Sets of exercises for losing weight at home and in the gym

If there are fat deposits on the back, then even general weight loss will not lead to their disappearance. The back is generally considered a problematic part of the body in terms of slimness, because it can only be solved with the help of a specially designed set of exercises. It is performed in the gym or at home - the effect will be equally positive.

What exercises are suitable for losing weight at home?

If you include several exercises aimed at stretching and strengthening the muscle tissue of the back in your morning exercises, then after a short time a relief will begin to form. This type of training can be done at home without any sports equipment:

  • Shoulder blades – abduction/abduction . You need to clasp your hands together and lift them up above your head. Next, tension and relaxation of the back muscles are performed alternately, aligning and moving the shoulder blades apart. This exercise can be performed standing or sitting; it is important to feel how the muscles work. The speed is average, breathing is uniform, you will need to perform at least 10 - 12 repetitions.
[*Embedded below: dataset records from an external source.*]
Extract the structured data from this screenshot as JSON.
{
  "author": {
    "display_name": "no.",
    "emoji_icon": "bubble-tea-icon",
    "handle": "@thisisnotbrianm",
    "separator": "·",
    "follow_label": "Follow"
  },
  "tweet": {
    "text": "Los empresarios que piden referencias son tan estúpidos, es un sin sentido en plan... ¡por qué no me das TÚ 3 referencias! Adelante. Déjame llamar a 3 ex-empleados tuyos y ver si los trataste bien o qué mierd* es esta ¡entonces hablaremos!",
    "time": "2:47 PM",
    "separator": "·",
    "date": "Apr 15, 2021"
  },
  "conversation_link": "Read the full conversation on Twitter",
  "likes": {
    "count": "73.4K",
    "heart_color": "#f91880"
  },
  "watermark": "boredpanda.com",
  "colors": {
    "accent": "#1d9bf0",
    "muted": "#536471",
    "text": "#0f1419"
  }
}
  • Cat style bends . A simple exercise that is aimed at developing flexibility of the spine and at the same time stretching the latissimus dorsi muscle. Stand in such a way that the emphasis is on your knees and palms, while taking a deep breath, arch your back like a wheel, freeze for a few seconds and exhale deeply, bending your back down and lifting your head up.
  • The exercise is performed slowly, calmly and smoothly; at least 10 repetitions must be performed.
  • "Boat" . Lie on your stomach, stretch your arms forward, and simultaneously lift your upper body and feet with your shins. When you rise, you need to stretch your arms and legs - you will feel strong muscle tension in the lower back. Repeat 3 - 5 times at a slow pace.
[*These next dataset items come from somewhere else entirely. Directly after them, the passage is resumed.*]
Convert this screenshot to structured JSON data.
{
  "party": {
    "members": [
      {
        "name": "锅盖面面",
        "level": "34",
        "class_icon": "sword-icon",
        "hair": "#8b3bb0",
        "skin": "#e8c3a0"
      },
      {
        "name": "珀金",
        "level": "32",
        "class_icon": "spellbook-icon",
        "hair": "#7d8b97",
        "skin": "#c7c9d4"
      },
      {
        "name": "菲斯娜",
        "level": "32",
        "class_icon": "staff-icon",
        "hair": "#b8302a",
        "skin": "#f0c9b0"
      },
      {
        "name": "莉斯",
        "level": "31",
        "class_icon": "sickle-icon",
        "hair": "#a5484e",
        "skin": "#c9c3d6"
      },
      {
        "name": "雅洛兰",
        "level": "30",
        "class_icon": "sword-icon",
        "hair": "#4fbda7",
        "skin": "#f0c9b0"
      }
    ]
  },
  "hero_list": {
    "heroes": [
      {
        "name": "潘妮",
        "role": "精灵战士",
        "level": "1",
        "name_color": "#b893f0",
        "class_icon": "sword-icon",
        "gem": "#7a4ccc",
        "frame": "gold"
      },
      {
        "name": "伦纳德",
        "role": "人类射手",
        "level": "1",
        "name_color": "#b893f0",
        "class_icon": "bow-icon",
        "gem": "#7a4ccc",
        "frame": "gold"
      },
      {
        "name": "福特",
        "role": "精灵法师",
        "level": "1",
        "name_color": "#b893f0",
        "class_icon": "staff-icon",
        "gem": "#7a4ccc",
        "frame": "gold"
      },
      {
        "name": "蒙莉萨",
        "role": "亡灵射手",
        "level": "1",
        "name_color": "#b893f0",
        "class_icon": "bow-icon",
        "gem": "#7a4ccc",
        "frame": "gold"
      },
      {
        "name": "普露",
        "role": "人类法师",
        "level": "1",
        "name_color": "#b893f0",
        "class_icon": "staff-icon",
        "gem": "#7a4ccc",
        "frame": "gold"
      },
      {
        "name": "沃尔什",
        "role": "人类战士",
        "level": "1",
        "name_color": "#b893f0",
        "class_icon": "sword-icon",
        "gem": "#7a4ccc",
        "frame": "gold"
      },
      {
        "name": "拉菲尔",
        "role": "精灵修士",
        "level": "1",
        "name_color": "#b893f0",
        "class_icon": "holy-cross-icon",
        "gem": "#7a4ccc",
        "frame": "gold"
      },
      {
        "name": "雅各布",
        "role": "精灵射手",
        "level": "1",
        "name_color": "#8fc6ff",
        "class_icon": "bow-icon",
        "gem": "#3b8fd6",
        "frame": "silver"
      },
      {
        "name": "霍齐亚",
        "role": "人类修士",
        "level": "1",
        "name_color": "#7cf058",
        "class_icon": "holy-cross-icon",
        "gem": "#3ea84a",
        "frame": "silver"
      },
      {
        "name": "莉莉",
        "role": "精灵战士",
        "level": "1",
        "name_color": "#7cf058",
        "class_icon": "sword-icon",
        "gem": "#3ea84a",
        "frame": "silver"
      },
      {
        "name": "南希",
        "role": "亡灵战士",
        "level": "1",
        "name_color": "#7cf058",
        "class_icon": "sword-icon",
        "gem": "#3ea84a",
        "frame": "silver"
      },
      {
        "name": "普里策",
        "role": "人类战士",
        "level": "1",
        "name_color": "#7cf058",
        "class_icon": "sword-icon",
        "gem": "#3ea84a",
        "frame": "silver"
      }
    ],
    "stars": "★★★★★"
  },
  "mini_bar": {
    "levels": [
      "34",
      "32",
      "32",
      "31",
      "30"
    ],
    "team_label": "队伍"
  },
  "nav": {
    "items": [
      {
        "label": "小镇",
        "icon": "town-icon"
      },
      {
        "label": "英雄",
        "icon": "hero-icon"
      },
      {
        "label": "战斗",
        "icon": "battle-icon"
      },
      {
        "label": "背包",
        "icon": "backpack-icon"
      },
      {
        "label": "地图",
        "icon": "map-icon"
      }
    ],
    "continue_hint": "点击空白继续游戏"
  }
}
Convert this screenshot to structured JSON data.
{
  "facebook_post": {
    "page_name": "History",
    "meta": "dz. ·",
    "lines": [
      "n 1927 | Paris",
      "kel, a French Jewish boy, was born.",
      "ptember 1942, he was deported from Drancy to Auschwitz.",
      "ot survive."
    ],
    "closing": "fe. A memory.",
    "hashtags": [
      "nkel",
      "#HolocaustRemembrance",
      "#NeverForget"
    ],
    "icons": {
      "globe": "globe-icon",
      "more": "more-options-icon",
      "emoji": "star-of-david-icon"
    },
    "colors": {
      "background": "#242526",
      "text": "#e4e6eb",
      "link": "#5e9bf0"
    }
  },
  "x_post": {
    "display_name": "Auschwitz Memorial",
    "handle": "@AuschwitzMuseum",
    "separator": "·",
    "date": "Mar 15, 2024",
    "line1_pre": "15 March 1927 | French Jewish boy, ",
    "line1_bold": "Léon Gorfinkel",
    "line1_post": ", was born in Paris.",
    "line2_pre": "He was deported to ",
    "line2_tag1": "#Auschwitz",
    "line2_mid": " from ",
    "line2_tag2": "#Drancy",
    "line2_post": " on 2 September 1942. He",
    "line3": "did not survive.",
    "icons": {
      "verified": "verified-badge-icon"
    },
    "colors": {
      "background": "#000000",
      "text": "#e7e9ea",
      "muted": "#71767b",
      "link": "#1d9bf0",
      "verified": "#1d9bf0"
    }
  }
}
  • Hyperextension . The starting position does not change, the arms are extended along the body. You need to slowly lift your upper body up, lowering your head down, and hold for a few seconds. Repeat 3 times, but without sudden movements.
  • Plank . Take a lying position on your stomach, then rise and rest your hands and elbows on the floor, the lower part of your body rises on your toes. As a result, the body takes the form of a straight line, in which you need to freeze for 30 seconds - the muscles are tense, the breathing is even. This is followed by a 30 second relaxation period. At least 3 repetitions must be performed.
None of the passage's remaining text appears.